Le premier juge a ensuite procédé à l'audition de [...], [...] et
[...] en qualité de témoins.
[...] a déclaré qu’il connaissait B.J.________ depuis trente ans,
qu’il avait été un ami des parties du temps où elles étaient ensemble et
que depuis leur séparation il n’avait eu de contacts qu’avec l’appelante. A
propos de cette dernière, il a affirmé qu’elle était une mère exemplaire,
qu’elle avait tout fait pour le bonheur de ses enfants et qu’il comprenait
qu’elle soit anéantie par cette situation qui pour lui était totalement
injustifiée. S’agissant de l’intimé, il a exposé qu’il ne pouvait l’accuser de
quoi que ce soit, que, selon lui, sa relation avec ses enfants était bonne et
qu’il était attentif, mais qu’il était capable de tout pour arriver à ses fins,
qu’il était quelqu’un d’assez froid et qu’il pouvait manipuler les gens.
Enfin, quant aux enfants, qu’il a toujours vus en famille ou en groupe
depuis la séparation des parents, n’ayant jamais eu de conversation
personnelle avec eux, il a expliqué que, selon lui, ils étaient perturbés
psychologiquement de ne pas voir leur mère et de ne pas vivre avec elle.

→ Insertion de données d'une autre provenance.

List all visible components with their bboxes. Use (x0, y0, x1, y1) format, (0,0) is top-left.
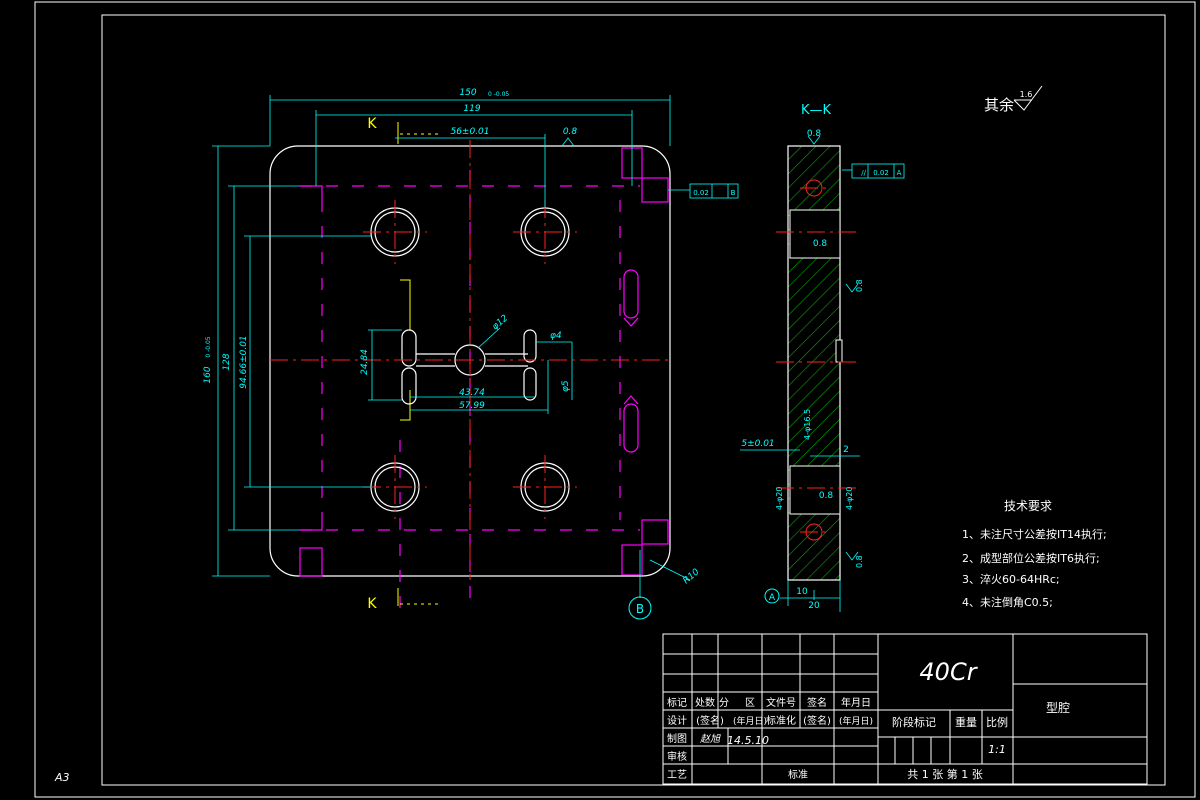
dimension-lines (212, 95, 739, 598)
section-bore-top (789, 209, 841, 259)
dim-side-10: 10 (796, 587, 808, 597)
tb-draw-name: 赵旭 (700, 733, 721, 745)
section-bore-bottom (789, 465, 841, 515)
surface-note-value: 1.6 (1020, 90, 1033, 99)
section-view: A K—K 0.8 0.8 0.8 0.8 0.8 // 0.02 A 5±0.… (740, 103, 905, 612)
tb-design-1: (签名) (696, 714, 724, 727)
datum-a-label: A (769, 593, 776, 603)
par-symbol-tol: 0.02 (873, 169, 889, 177)
tech-item-3: 3、淬火60-64HRc; (962, 572, 1060, 586)
dim-side-dia-b: 4-φ20 (845, 487, 854, 510)
dim-side-5: 5±0.01 (741, 439, 774, 449)
rough-top: 0.8 (563, 127, 578, 137)
tb-process-label: 工艺 (667, 769, 687, 781)
tb-hdr-0: 标记 (667, 697, 687, 709)
dim-pitch-128: 128 (222, 353, 232, 370)
perp-symbol-datum: B (731, 189, 736, 197)
dim-dia-5: φ5 (561, 380, 571, 392)
rough-section-bore: 0.8 (813, 239, 828, 249)
tb-design-3: 标准化 (766, 714, 796, 727)
tech-item-4: 4、未注倒角C0.5; (962, 595, 1053, 609)
tb-hdr-1: 处数 (695, 696, 715, 709)
dim-dia-12: φ12 (491, 313, 511, 332)
dim-side-20: 20 (808, 601, 820, 611)
datum-b-label: B (636, 602, 644, 616)
tech-requirements: 技术要求 1、未注尺寸公差按IT14执行; 2、成型部位公差按IT6执行; 3、… (962, 499, 1107, 609)
tb-design-5: (年月日) (839, 715, 873, 727)
plan-view: B 150 0 -0.05 119 56±0.01 0.8 160 0 -0.0… (203, 88, 739, 620)
rough-section-edge: 0.8 (855, 555, 864, 568)
surface-note: 其余 1.6 (984, 85, 1043, 114)
sheet-outer-border (34, 1, 1196, 798)
title-material: 40Cr (919, 658, 978, 686)
tb-draw-label: 制图 (667, 732, 687, 745)
tb-hdr-3: 区 (745, 697, 755, 709)
dim-center-9466: 94.66±0.01 (239, 335, 249, 388)
tb-design-0: 设计 (667, 714, 687, 727)
tb-sheet-count: 共 1 张 第 1 张 (907, 767, 982, 781)
rough-section-top: 0.8 (807, 129, 822, 139)
sheet-inner-border (101, 14, 1166, 786)
section-runner (835, 339, 843, 363)
dim-radius-r10: R10 (682, 567, 702, 586)
corner-pins (299, 147, 669, 577)
par-symbol: // (861, 169, 866, 177)
tb-check-label: 审核 (667, 750, 687, 763)
rough-section-bottom: 0.8 (819, 491, 834, 501)
dim-57-99: 57.99 (459, 401, 485, 411)
dim-height-total: 160 (203, 366, 213, 383)
section-mark-top: K (367, 116, 377, 132)
tb-approve-label: 标准 (788, 769, 808, 781)
tech-title: 技术要求 (1004, 499, 1052, 513)
cad-drawing: A3 B 150 0 -0.05 119 56±0.01 0.8 160 0 -… (34, 1, 1196, 798)
tb-hdr-6: 年月日 (841, 696, 871, 709)
dim-43-74: 43.74 (459, 388, 485, 398)
dim-dia-4: φ4 (550, 331, 562, 341)
tb-stage-mark: 阶段标记 (892, 715, 936, 729)
dim-side-dia-a: 4-φ20 (775, 487, 784, 510)
title-block (662, 633, 1148, 785)
dim-width-total: 150 (459, 88, 476, 98)
dim-pitch-119: 119 (463, 104, 480, 114)
tb-scale-value: 1:1 (988, 743, 1006, 756)
tb-design-2: (年月日) (733, 715, 767, 727)
dim-24-84: 24.84 (360, 349, 370, 375)
tb-design-4: (签名) (803, 714, 831, 727)
title-part-name: 型腔 (1046, 700, 1070, 715)
perp-symbol-tol: 0.02 (693, 189, 709, 197)
rough-section-side: 0.8 (855, 279, 864, 292)
tb-draw-date: 14.5.10 (727, 734, 769, 747)
dim-width-tol: 0 -0.05 (488, 91, 509, 98)
tb-scale: 比例 (986, 715, 1008, 729)
section-title: K—K (801, 103, 832, 118)
dim-center-56: 56±0.01 (450, 127, 489, 137)
tb-weight: 重量 (955, 715, 977, 729)
section-mark-bottom: K (367, 596, 377, 612)
par-symbol-datum: A (897, 169, 902, 177)
sheet-size-label: A3 (54, 771, 70, 784)
center-lines (270, 140, 672, 580)
dim-side-2: 2 (843, 445, 849, 455)
tech-item-2: 2、成型部位公差按IT6执行; (962, 551, 1100, 565)
surface-note-label: 其余 (984, 96, 1014, 114)
dim-height-tol: 0 -0.05 (205, 336, 212, 357)
tech-item-1: 1、未注尺寸公差按IT14执行; (962, 527, 1107, 541)
dim-side-dia-c: 4-φ16.5 (803, 409, 812, 440)
tb-hdr-2: 分 (719, 697, 729, 709)
tb-hdr-4: 文件号 (766, 696, 796, 709)
tb-hdr-5: 签名 (807, 696, 827, 709)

[...], amie de B.J., a en substance déclaré qu’elle
voyait régulièrement V. puisqu’il était en classe avec l’un de ses
enfants, mais moins souvent F., que l’appelante avait toujours eu
un comportement adéquat avec ses enfants et qu’elle avait dû parfois les
cadrer, ce qui n’avait rien de choquant. Quant à C.J., elle a dit
qu’elle le connaissait moins et qu’elle l’avait peu vu fonctionner comme
père. Elle a ajouté avoir entendu V.________ dire à son fils que de toute
façon avec sa maman il faisait ce qu’il voulait car sinon, il s’en plaindrait à
son père, lui dirait qu’elle est méchante et le dirait également au SPJ. A la
question de savoir si on pouvait parler d’instrumentalisation, le témoin a
affirmé que V.________ était intelligent et qu’il savait où se trouvait le
mensonge. Enfin, elle a indiqué que F.________ et V.________ ne lui avaient
rien dit de particulier par rapport à leur relation avec leur mère, ni
s’agissant du fait qu’ils ne la voyaient plus.
-
11 -
Quant à [...], elle a déclaré qu’elle avait été l’enseignante
primaire de F., de septembre 2008 à juin 2010, puis de V.,
de septembre 2012 à juin 2014, et qu’elle avait, depuis lors, gardé de
bons rapports avec l’une et l’autre des parties. Elle a expliqué qu’à
l’époque, elle avait eu plus de contacts avec l’appelante, qui s’investissait
beaucoup, alors que l’intimé, qu’elle croisait par hasard, ne venait pas à
l’école.
Au terme de l’audience, les parties ont l’une et l’autre déclaré
qu’elles acceptaient de se soumettre à une expertise de leur état de santé
psychique.
L’appelante a précisé ses conclusions en ce sens qu'elle
demandait, à titre superprovisionnel, la levée immédiate de la suspension
du droit aux relations personnelles afin notamment de pouvoir partir avec
V., l'une de ses amies et le fils de cette dernière pour une semaine
de vacances. Subsidiairement, elle a conclu à ce qu'elle soit autorisée à
avoir des contacts téléphoniques avec ses enfants, hors la présence du
père. Ce dernier a pour sa part confirmé ses conclusions et conclu au rejet
de celles de l’appelante. Il a en outre accepté de lui restituer la carte
d’identité de F., dès son retour de vacances, et le livret de famille.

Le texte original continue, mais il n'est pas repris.